Lawrence M. Fallat, DPM, FACFAS

   Various authors have advocated plantar plating to support the medial column in the reconstruction of the Charcot deformity. The plate has the advantage of bridging areas of weakened or grafted bone, and one can anchor this plate into stronger bone distally and proximally. Biomechanically, one can increase the strength of the plate by placing it on the plantar aspect of the foot. In this position the plate is under tension with weightbearing.

   Studies have confirmed the strength of the plantar plate in comparison to crossed screws in stiffness and in load to failure.2 Schon and colleagues have reported success in using the plantar plate to maintain the arthrodesis site in the Charcot deformity.3

   The disadvantage is that the plantar surface of the medial column is very irregular and one must remodel this to fit the shape of the plate. This can involve extensive dissection. Even with the mechanical strength of the plantar plate, premature weightbearing can result in failure of the plate and screws with displacement of the arthrodesis site.

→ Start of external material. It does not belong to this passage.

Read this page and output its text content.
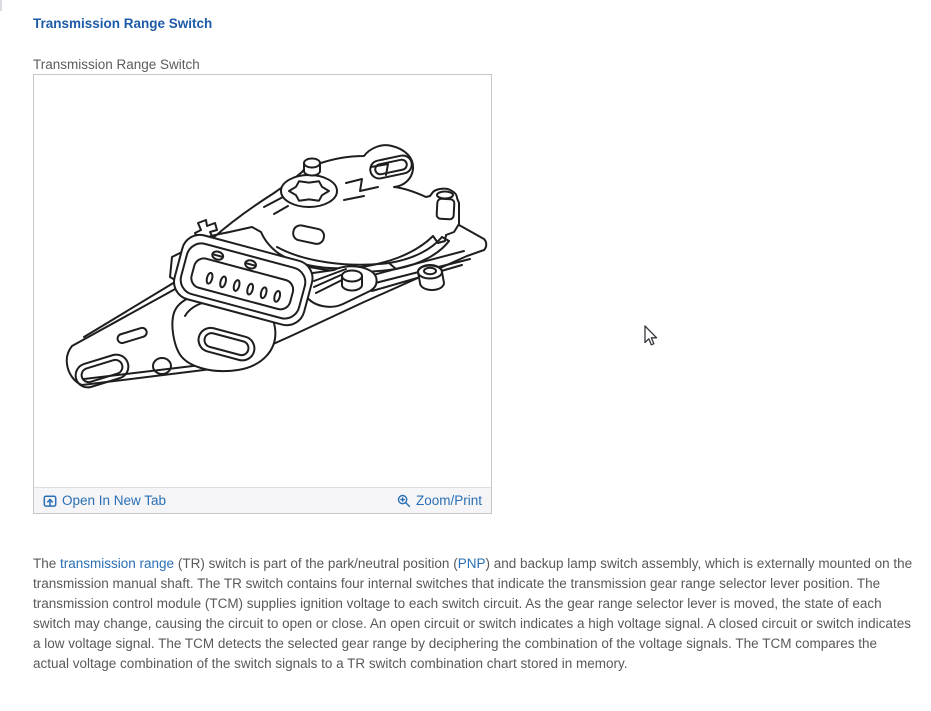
Transmission Range Switch
Transmission Range Switch
Open In New Tab	Zoom/Print

The transmission range (TR) switch is part of the park/neutral position (PNP) and backup lamp switch assembly, which is externally mounted on the transmission manual shaft. The TR switch contains four internal switches that indicate the transmission gear range selector lever position. The transmission control module (TCM) supplies ignition voltage to each switch circuit. As the gear range selector lever is moved, the state of each switch may change, causing the circuit to open or close. An open circuit or switch indicates a high voltage signal. A closed circuit or switch indicates a low voltage signal. The TCM detects the selected gear range by deciphering the combination of the voltage signals. The TCM compares the actual voltage combination of the switch signals to a TR switch combination chart stored in memory.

   Locking plates and screws give surgeons the advantage of attaching the screw to the plate rather than the bone. This type of fixation is not as dependent on the quality of the bone as conventional plates and screws, and this makes locking plates and screws very effective in softer osteoporotic bone. Bicortical fixation of this system may further increase screw resistance to pull out. When one applies this fixation dorsally, theoretically, it is as strong as the plantar plate. There is much less dissection involved when one applies the plate dorsally rather than plantarly, and surgeons can easily contour the bone surfaces to accept the plate.4,5

Can External Fixation Be Beneficial For Charcot?

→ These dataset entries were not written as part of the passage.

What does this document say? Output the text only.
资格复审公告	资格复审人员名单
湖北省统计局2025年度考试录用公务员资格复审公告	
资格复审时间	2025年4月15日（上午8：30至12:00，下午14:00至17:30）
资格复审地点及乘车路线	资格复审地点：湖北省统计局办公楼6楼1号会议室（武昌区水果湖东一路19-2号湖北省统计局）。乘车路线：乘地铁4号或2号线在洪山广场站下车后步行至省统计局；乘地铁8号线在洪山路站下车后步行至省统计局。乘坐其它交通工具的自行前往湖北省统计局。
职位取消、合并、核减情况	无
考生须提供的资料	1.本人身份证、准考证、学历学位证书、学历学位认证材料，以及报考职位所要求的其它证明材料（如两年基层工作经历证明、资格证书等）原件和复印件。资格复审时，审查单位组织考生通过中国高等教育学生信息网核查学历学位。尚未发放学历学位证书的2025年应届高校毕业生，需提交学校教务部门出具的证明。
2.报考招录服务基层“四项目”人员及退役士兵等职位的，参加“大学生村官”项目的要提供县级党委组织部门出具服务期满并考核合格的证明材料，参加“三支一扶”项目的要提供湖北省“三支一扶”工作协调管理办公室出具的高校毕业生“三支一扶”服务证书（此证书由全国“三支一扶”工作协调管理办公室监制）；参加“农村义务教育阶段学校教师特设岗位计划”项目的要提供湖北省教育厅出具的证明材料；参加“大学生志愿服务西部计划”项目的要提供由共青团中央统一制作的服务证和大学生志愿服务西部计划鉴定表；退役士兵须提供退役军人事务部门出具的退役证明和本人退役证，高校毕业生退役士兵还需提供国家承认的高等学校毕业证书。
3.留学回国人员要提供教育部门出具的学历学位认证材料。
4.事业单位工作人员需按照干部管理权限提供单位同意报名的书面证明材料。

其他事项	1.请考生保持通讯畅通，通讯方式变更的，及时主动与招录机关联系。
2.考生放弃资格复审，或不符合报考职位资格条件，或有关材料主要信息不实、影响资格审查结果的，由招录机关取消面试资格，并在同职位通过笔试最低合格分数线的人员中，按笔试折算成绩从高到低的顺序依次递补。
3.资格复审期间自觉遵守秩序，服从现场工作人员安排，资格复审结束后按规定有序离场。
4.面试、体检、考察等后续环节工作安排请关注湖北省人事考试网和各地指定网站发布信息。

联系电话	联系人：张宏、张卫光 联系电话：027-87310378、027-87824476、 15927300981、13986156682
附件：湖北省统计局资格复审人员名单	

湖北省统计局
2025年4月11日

External fixators have proven to be very versatile by being able to provide distraction, compression and stability. Podiatric surgeons can also use external fixation in osteoporotic bone as it provides excellent strength. In some cases, physicians can allow early weightbearing with the fixator. It is possible to use this type of fixation in the presence of a localized infection by positioning the wires away from the infected area.6

   However, the use of an external fixator can result in many complications. The most common is pin tract infection. Cellulitis, osteomyelitis, loosening of the half pins or breaking of the wires can also occur. These complications may require repositioning of the pins and wires, or early removal of the frame. When it comes to this type of fixation, one must be careful about proper patient selection as there are many people who physically and mentally cannot tolerate an external fixator.7

What About Intramedullary Screws?

Intramedullary screw fixation is not a new concept. In 1991, Sammarco presented a case in which he used an intramedullary screw for a midfoot reconstruction. He inserted the screw from the posterior aspect of the calcaneus into the medullary canal of the fourth metatarsal.8 Researchers have demonstrated that intramedullary screw fixation provides better stability than oblique screw fixation for arthrodesis of the calcaneocuboid joint.9

   Another advantage is that intramedullary screws are able to resist axial loading caused by weightbearing. This type of fixation gives surgeons the advantage of being able to achieve correct alignment prior to inserting the screw. With the guide pin in the bone, one can perform final reduction and advance the pin across the arthrodesis site, providing temporary stabilization until the surgeon inserts the screw.